1) FUORI I MALATI E I CONSUMATORI DALLE CARCERI
Gli estensori delle ultime modifiche alla legge sulle droghe, Fini e Giovanardi, vanno ripetendo che nessun consumatore finisce in carcere, ma poi Giovanardi definisce “spacciatore abituale” un ragazzo trovato con 20 grammi di erba; i dati ci informano che quasi la metà dei detenuti nelle carceri italiane sono lì condannati o in attesa di giudizio per violazione diretta di quella legge.
E’ nel frattempo diminuito sensibilmente il numero dei malati di tossicodipendenza che usufruiscono di misure alternative, 3.800 tossicodipendenti nel 2006, diventati 800 nel 2008 e 1.200 quest’anno, cifre ridicole se si considera che in carcere il 25% dei detenuti si dichiara tossicodipendente.
C’è poi il triste capitolo dei detenuti per coltivazione di canapa, e quello ancor più triste di chi la canapa se la coltiva per curarsi e finisce, per questo, in gattabuia. Curare i malati, liberare il consumo, legalizzare il mercato, queste le ragionevoli proposte dell’antiproibizionismo radicale.
In considerazione di tutto questo, e delle ragioni che Rita Bernardini ha espresso, cioè “per invertire la rotta illegale e senza speranza che ogni giorno di più prende la gestione degli istituti penitenziari, con il carico di sofferenza e di abbandono in cui vive tutta la comunità penitenziaria, detenuti, direttori, agenti, educatori, medici e infermieri, psicologi e assistenti sociali, per dare uno sbocco nonviolento, intelligente e ragionevole alla rivolta che sentiamo dentro di noi quando le leggi fondamentali dei diritti umani sono ignorate e calpestate”, mi unisco allo sciopero della fame dei miei compagni radicali dalla mezzanotte di oggi.
2) FUORI I COLTIVATORI DAL CARCERE
La coraggiosa testimonianza di Rudra Bianzino, resa sabato scorso al Congresso di Radicali Italiani e ieri sera ad Anno Zero, riporta all'attenzione pubblica, oltre alla tragedia umana e politica della condizione delle carceri italiane, il dramma politico costituito dalla criminalizzazione di una pianta, la canapa, che ci vedeva nel secolo scorso secondi produttori mondiali. Il divieto di coltivazione è un assurdo giuridico, un dettato illiberale che trascina in carcere migliaia di cittadini colpevoli di non aver voluto finanziare le mafie del narcotraffico.

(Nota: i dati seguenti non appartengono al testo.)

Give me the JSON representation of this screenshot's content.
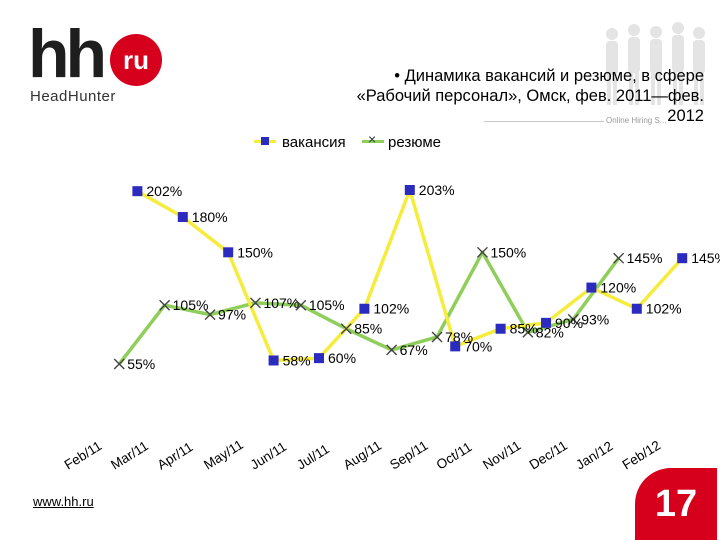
{
  "logo": {
    "main": "hh",
    "badge": "ru",
    "subtitle": "HeadHunter"
  },
  "header": {
    "title_line1": "• Динамика вакансий и резюме, в сфере",
    "title_line2": "«Рабочий персонал», Омск, фев. 2011—фев.",
    "title_line3": "2012",
    "watermark": "Online Hiring S..."
  },
  "legend": {
    "series1": "вакансия",
    "series2": "резюме"
  },
  "colors": {
    "vacancy_line": "#f5ec3c",
    "vacancy_marker": "#2b2bbf",
    "resume_line": "#8fce5a",
    "resume_marker": "#444444",
    "brand": "#d6001c"
  },
  "chart_data": {
    "type": "line",
    "title": "Динамика вакансий и резюме, в сфере «Рабочий персонал», Омск, фев. 2011—фев. 2012",
    "categories": [
      "Feb/11",
      "Mar/11",
      "Apr/11",
      "May/11",
      "Jun/11",
      "Jul/11",
      "Aug/11",
      "Sep/11",
      "Oct/11",
      "Nov/11",
      "Dec/11",
      "Jan/12",
      "Feb/12"
    ],
    "series": [
      {
        "name": "вакансия",
        "values": [
          202,
          180,
          150,
          58,
          60,
          102,
          203,
          70,
          85,
          90,
          120,
          102,
          145
        ],
        "labels": [
          "202%",
          "180%",
          "150%",
          "58%",
          "60%",
          "102%",
          "203%",
          "70%",
          "85%",
          "90%",
          "120%",
          "102%",
          "145%"
        ]
      },
      {
        "name": "резюме",
        "values": [
          55,
          105,
          97,
          107,
          105,
          85,
          67,
          78,
          150,
          82,
          93,
          145,
          null
        ],
        "labels": [
          "55%",
          "105%",
          "97%",
          "107%",
          "105%",
          "85%",
          "67%",
          "78%",
          "150%",
          "82%",
          "93%",
          "145%",
          ""
        ]
      }
    ],
    "ylim": [
      40,
      215
    ],
    "xlabel": "",
    "ylabel": "",
    "legend": "top-center",
    "grid": false
  },
  "footer": {
    "url": "www.hh.ru",
    "page": "17"
  }
}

In considerazione anche di questo, proseguo lo sciopero della fame in sostegno della mozione presentata dai deputati radicali e in difesa di tutte le vittime del proibizionismo.
3) LIBERARSI DALLE MAFIE
Inizia il quinto giorno di digiuno, per Rita Bernardini, Irene Testa, Annarita Digiorgio, Alessandro Litta Modignani e me, per la calendarizzazione della mozione presentata dall' On. Bernardini e altri, sulla insostenibile condizione delle carceri italiane.

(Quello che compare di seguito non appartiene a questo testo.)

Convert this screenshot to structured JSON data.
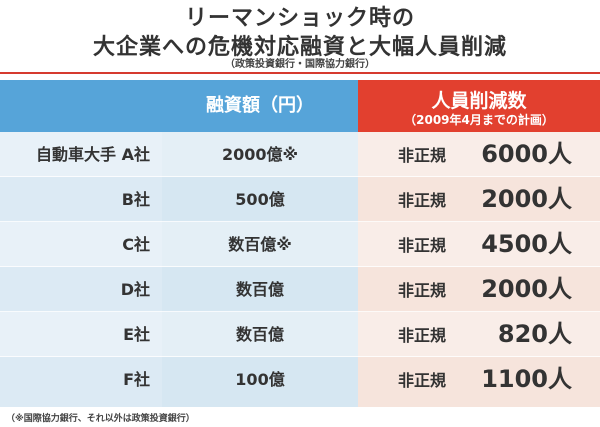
{
  "header": {
    "title_line1": "リーマンショック時の",
    "title_line2": "大企業への危機対応融資と大幅人員削減",
    "source": "（政策投資銀行・国際協力銀行）"
  },
  "table": {
    "columns": {
      "loan": "融資額（円）",
      "cut_main": "人員削減数",
      "cut_sub": "（2009年4月までの計画）"
    },
    "rows": [
      {
        "company": "自動車大手 A社",
        "loan": "2000億※",
        "cut_label": "非正規",
        "cut_value": "6000人"
      },
      {
        "company": "B社",
        "loan": "500億",
        "cut_label": "非正規",
        "cut_value": "2000人"
      },
      {
        "company": "C社",
        "loan": "数百億※",
        "cut_label": "非正規",
        "cut_value": "4500人"
      },
      {
        "company": "D社",
        "loan": "数百億",
        "cut_label": "非正規",
        "cut_value": "2000人"
      },
      {
        "company": "E社",
        "loan": "数百億",
        "cut_label": "非正規",
        "cut_value": "820人"
      },
      {
        "company": "F社",
        "loan": "100億",
        "cut_label": "非正規",
        "cut_value": "1100人"
      }
    ]
  },
  "footnote": "（※国際協力銀行、それ以外は政策投資銀行）",
  "colors": {
    "header_blue": "#56a4d9",
    "header_red": "#e2402f",
    "rule_red": "#d63a2f"
  }
}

Condizioni carcerarie che ci riportano sempre di più a un medioevo che avremmo voluto fosse rimasto solo un ricordo storico.
In queste carceri vivono, o meglio sopravvivono, cittadini rei solo di coltivazione per uso personale di canapa, un reato che farebbe ridere se non fosse per la tragedia sociale, umana e politica delle sue conseguenze.

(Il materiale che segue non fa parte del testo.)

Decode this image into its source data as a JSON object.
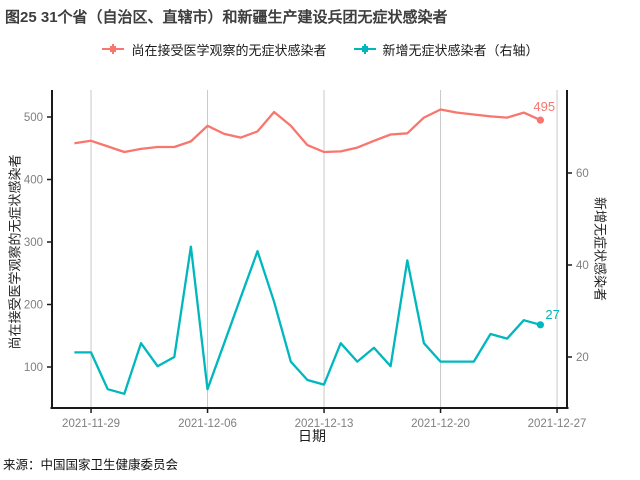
{
  "title": "图25 31个省（自治区、直辖市）和新疆生产建设兵团无症状感染者",
  "source": "来源：中国国家卫生健康委员会",
  "legend": {
    "items": [
      {
        "label": "尚在接受医学观察的无症状感染者",
        "color": "#F8766D",
        "marker": "line-with-square-point"
      },
      {
        "label": "新增无症状感染者（右轴）",
        "color": "#00B7BD",
        "marker": "line-with-square-point"
      }
    ]
  },
  "colors": {
    "red_series": "#F8766D",
    "teal_series": "#00B7BD",
    "gridline": "#c9c9c9",
    "axis_line": "#1a1a1a",
    "tick_label": "#7f7f7f",
    "title_text": "#3d3d3d"
  },
  "chart_data": {
    "type": "line",
    "title": "图25 31个省（自治区、直辖市）和新疆生产建设兵团无症状感染者",
    "xlabel": "日期",
    "ylabel_left": "尚在接受医学观察的无症状感染者",
    "ylabel_right": "新增无症状感染者",
    "grid": "vertical-only",
    "legend_position": "top-center",
    "x_tick_labels": [
      "2021-11-29",
      "2021-12-06",
      "2021-12-13",
      "2021-12-20",
      "2021-12-27"
    ],
    "left_ticks": [
      100,
      200,
      300,
      400,
      500
    ],
    "right_ticks": [
      20,
      40,
      60
    ],
    "left_axis_range": [
      60,
      545
    ],
    "right_axis_range": [
      9,
      70
    ],
    "dates": [
      "2021-11-28",
      "2021-11-29",
      "2021-11-30",
      "2021-12-01",
      "2021-12-02",
      "2021-12-03",
      "2021-12-04",
      "2021-12-05",
      "2021-12-06",
      "2021-12-07",
      "2021-12-08",
      "2021-12-09",
      "2021-12-10",
      "2021-12-11",
      "2021-12-12",
      "2021-12-13",
      "2021-12-14",
      "2021-12-15",
      "2021-12-16",
      "2021-12-17",
      "2021-12-18",
      "2021-12-19",
      "2021-12-20",
      "2021-12-21",
      "2021-12-22",
      "2021-12-23",
      "2021-12-24",
      "2021-12-25",
      "2021-12-26"
    ],
    "series": [
      {
        "name": "尚在接受医学观察的无症状感染者",
        "axis": "left",
        "color": "#F8766D",
        "end_label": "495",
        "values": [
          458,
          462,
          453,
          444,
          449,
          452,
          452,
          461,
          486,
          473,
          467,
          477,
          508,
          486,
          455,
          444,
          445,
          451,
          462,
          472,
          474,
          499,
          512,
          507,
          504,
          501,
          499,
          507,
          495
        ]
      },
      {
        "name": "新增无症状感染者（右轴）",
        "axis": "right",
        "color": "#00B7BD",
        "end_label": "27",
        "values": [
          21,
          21,
          13,
          12,
          23,
          18,
          20,
          44,
          13,
          23,
          33,
          43,
          32,
          19,
          15,
          14,
          23,
          19,
          22,
          18,
          41,
          23,
          19,
          19,
          19,
          25,
          24,
          28,
          27
        ]
      }
    ]
  }
}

I radicali da decenni combattono una battaglia nonviolenta per la depenalizzazione del consumo personale e quindi anche della coltivazione domestica; nella mozione presentata si richiama anche l'ultimo disegno di legge presentato che è, appunto, dell' On. Bernardini, e che equipara la coltivazione domestica all'uso personale, come sembrerebbe ovvio ma non è. Quale reato commettono i cittadini che coltivano per se stessi, se non quello di non finanziare il narcotraffico, che contribuisce in misura preponderante alla sopravvivenza delle mafie?
Per la libertà di uso e di coltivazione, per liberarsi dalle mafie e dal narcotraffico, prosegue dunque la nostra rivolta nonviolenta alla quale invito tutti gli antiproibizionisti, i consumatori e i coltivatori ad unirsi.